Nous avions nous aussi traité, dans notre livraison n° 8 d’avril 2019, de « L’abdication de la souveraineté de l’Église devant l’État moderne et devant ses tribunaux » : la vraie faute des autorités ecclésiastiques dans les scandales de mœurs qui alimentent les chroniques n’est certainement pas de ne pas avoir dénoncé les clercs suspects à la justice civile, mais de ne pas les avoir jugés elles-mêmes devant les tribunaux de l’Église, et s’ils étaient coupables de ne pas les avoir condamnés, laissant ensuite la justice de l’Etat faire son travail comme elle l’entend. De fait, les tribunaux ecclésiastiques ne connaissent pratiquement plus aujourd’hui que des demandes en déclaration de nullité de mariage.
À cette occasion, nous avions rapporté que, même dans ces procès visant des déclarations de nullité, la justice canonique, en France et en d’autres pays, se mettait à la remorque de la justice civile en exigeant scandaleusement que les époux concernés aient déjà obtenu le divorce civil – et donc le demandent si ce n’était pas le cas –, avant d’engager une action devant l’officialité.
Nous soulignions que le Saint-Siège, non seulement n’avait nullement revendiqué ses droits inaliénables de juger, pour les condamner ou les innocenter, George Pell et Philippe Barbarin, cardinaux de l’Église romaine, qui, pour différents motifs, étaient pris dans des scandales de pédophilie, mais qu’il avait même déclaré attendre « respectueusement » le verdict de la justice des États pour traiter de leur cas. À propos du cardinal Pell, il était allé jusqu’à faire déclarer par la Salle de Presse Vaticane : « Nous rappelons notre respect maximal pour les autorités judiciaires australiennes. Au nom de ce respect, nous attendons maintenant le résultat du procès en appel ».
Ajoutons qu’en novembre 2018, la Conférence des Évêques de France, traumatisée par les scandales dûment orchestrés, avait décidé de créer une Commission indépendante sur les abus sexuels dans l’Église, chargée de faire la lumière sur les agressions, exploitations ou atteintes sexuelles sur des mineurs, sous quelque forme que ce soit, dont se seraient rendus coupables des prêtres, religieux et religieuses, depuis les années 1950. Commission à la tête de laquelle elle a placé un haut fonctionnaire, Jean-Marc Sauvé. Il s’agit essentiellement de savoir comment les autorités ont traité de ces affaires.
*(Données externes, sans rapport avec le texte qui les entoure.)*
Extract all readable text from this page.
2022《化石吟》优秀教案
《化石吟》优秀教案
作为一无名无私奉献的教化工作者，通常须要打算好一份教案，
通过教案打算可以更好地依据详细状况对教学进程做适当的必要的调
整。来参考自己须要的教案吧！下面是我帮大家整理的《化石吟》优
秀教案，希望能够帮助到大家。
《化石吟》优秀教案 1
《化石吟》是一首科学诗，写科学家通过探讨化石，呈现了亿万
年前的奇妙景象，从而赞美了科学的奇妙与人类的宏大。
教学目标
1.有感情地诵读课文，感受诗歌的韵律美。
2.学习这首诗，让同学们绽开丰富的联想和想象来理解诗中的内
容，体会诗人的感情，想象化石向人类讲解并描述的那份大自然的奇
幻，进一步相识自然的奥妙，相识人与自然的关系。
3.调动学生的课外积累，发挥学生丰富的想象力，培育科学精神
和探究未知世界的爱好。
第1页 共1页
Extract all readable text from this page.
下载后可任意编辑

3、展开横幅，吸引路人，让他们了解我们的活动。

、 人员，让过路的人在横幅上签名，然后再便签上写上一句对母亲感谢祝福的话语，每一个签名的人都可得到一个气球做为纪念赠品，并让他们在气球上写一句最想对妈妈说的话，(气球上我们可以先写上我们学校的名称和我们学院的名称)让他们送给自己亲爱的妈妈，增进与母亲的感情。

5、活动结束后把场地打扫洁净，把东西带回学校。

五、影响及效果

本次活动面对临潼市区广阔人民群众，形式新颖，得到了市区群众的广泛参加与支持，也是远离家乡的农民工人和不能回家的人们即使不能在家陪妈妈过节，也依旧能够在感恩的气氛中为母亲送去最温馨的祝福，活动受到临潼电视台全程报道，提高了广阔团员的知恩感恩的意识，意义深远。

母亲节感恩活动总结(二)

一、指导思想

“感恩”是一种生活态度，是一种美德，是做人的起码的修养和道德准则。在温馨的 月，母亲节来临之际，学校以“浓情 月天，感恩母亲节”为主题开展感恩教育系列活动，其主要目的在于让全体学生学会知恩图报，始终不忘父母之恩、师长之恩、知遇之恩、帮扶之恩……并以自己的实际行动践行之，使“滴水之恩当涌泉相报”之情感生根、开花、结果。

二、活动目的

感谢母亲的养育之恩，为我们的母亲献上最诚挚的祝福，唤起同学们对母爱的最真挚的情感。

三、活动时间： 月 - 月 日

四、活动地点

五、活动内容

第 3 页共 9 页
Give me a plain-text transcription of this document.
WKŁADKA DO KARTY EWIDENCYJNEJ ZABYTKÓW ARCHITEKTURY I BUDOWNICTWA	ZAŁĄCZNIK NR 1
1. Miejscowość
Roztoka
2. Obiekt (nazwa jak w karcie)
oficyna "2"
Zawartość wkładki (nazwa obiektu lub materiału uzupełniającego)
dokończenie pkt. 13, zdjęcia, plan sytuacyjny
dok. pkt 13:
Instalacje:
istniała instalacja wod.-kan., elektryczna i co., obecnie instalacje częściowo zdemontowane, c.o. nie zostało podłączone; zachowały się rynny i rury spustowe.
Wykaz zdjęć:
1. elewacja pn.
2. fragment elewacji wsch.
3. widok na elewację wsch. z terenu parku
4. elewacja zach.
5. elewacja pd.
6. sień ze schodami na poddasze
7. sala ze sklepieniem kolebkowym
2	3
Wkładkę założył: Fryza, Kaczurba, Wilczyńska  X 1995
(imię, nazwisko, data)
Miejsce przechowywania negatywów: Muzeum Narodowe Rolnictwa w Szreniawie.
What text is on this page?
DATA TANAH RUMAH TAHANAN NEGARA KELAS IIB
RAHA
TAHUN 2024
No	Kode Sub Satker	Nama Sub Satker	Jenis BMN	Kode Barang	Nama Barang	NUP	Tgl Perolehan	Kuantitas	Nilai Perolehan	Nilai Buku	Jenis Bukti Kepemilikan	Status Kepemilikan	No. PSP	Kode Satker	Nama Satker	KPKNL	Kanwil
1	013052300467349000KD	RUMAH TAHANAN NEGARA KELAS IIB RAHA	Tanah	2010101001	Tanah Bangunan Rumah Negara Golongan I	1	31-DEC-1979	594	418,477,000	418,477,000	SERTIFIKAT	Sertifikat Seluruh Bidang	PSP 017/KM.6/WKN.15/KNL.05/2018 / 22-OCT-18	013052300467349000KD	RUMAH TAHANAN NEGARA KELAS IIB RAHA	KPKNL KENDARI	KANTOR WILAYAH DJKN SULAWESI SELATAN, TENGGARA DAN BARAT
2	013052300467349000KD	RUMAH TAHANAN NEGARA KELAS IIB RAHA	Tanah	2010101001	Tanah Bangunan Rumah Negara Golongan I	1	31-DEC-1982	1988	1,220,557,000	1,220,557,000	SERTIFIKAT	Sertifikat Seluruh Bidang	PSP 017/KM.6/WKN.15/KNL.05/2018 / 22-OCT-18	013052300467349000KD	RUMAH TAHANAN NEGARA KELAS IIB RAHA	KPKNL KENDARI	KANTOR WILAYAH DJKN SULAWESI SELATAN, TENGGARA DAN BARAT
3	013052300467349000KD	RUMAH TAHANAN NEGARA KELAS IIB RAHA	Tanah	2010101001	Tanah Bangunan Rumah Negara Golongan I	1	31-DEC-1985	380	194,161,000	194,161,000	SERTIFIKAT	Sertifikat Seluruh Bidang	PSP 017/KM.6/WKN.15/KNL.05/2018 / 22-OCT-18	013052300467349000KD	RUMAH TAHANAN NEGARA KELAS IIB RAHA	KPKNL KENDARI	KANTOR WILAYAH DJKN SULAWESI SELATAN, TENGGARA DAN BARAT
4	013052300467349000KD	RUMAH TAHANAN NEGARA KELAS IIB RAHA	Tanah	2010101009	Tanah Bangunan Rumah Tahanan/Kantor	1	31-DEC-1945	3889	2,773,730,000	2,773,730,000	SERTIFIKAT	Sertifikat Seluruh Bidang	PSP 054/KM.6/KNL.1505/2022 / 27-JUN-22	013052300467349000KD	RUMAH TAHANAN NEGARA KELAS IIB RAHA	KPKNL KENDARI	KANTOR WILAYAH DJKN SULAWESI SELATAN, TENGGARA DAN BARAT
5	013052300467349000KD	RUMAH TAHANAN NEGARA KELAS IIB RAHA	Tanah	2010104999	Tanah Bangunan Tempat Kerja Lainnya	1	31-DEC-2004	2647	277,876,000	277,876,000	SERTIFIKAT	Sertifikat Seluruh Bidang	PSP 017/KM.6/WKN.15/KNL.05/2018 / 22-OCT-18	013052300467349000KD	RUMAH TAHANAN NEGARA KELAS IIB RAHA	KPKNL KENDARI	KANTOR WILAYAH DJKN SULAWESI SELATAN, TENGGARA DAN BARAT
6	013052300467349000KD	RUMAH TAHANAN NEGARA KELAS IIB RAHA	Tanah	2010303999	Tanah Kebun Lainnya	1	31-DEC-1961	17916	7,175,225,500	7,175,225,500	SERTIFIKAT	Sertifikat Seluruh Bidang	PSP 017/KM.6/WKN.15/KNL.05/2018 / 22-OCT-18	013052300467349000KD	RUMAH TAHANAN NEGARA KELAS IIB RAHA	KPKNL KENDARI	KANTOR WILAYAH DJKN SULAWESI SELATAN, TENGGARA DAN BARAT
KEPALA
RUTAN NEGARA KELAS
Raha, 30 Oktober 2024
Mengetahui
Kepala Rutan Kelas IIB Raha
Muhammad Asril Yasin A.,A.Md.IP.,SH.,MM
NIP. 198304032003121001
Cet organisme, de type commission d’enquête, mais sans aucun mandat judiciaire, a aussitôt lancé un appel à témoignages auprès de personnes s’estimant victimes durant ces quelques 70 ans d’abus de ce type. L’appel à témoignages ne concerne pas des crimes jugés et dont les responsables, au terme d’un procès – civil ou ecclésiastique – avaient été reconnus coupables, mais des affaires jamais portées devant quelque tribunal que ce soit. Autrement dit, la Commission va juger souverainement de la véracité des accusations portées devant elle, sans être soumise à aucune procédure, sans tenir compte d’aucun délai de prescription, sans entendre la défense des personnes accusées, dont un certain nombre sont sans doute décédées, et bien entendu, c’est en dernier ressort qu’elle décidera de la réalité des faits dénoncés par les plaintes, puisqu’aucun recours n’est prévu contre cette non-juridiction-qui-juge. Le tout dans un climat général de « balance » où la vindicte publique et médiatique remplace et déclasse les débats du prétoire. Sous prétexte de transparence sur des défaillances ayant pu exister en son sein, c’est donc plus que le droit propre de l’Église qui est ainsi méconnu, mais ce sont aussi les principes du droit pénal et même du droit naturel.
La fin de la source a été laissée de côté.